Comedy/Drama, 90 Minutes, 2011
The Walling and Ostroff families have lived across their suburban street from one another for years. Dads David and Terry (Hugh Laurie [IMDB] and Oliver Platt [IMDB]) are best friends and moms Paige and Cathy (Catherine Keener [IMDB] and Allison Janney [IMDB]) raised their daughters together. Everybody has settled into comfortable, if not particularly happy, ruts.
Vanessa Walling (Alia Shawkat [IMDB]) is living at home after suffering setbacks starting her career. She’s convinced herself that she’s simply “preparing” for independence but is actually hiding from the world. Wild child Nina Ostroff (Leighton Meester [IMDB]) hasn’t been home in years. When her ill-advised engagement collapses she heads home for Thanksgiving to regroup.
When Nina and David begin an affair all hell breaks gleefully loose as the two families carefully manicured lives come tumbling down.
The script is crisp but neutered. Safe and light, it tends to avoid truly deep, lasting emotion in favor of more slapstick, cartoonish expressions.
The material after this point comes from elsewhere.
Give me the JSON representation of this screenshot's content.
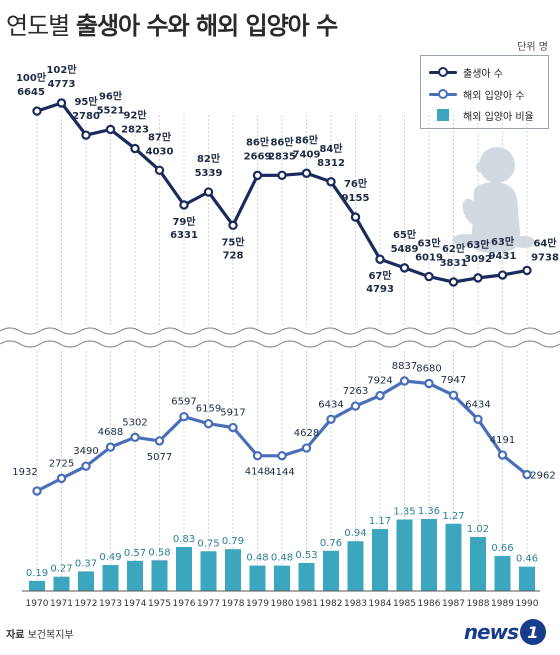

Every single member of the cast is a talented, likable veteran. The movie definitely benefits from their skill but doesn’t test it. There is also a noticeable lack of chemistry between the cast that detracts from many of the more serious scenes.
The movie seems to want to discuss the big things in life. Happiness and the consequences of it, acceptance and forgiveness and the various complications of being a grown-up. While it touches on these, and others, it finds itself unable to make a strong statement about any of it. Instead it vacillates weakly between the obvious answers never committing to any.
The movie is still fun and very watchable. The cast is amazing and you’re likely already a fan of several of them. It may try a little too hard at the end, but at least it doesn’t fall into total cliché. It’s not going to enlighten or change your life but it will distract you for a while.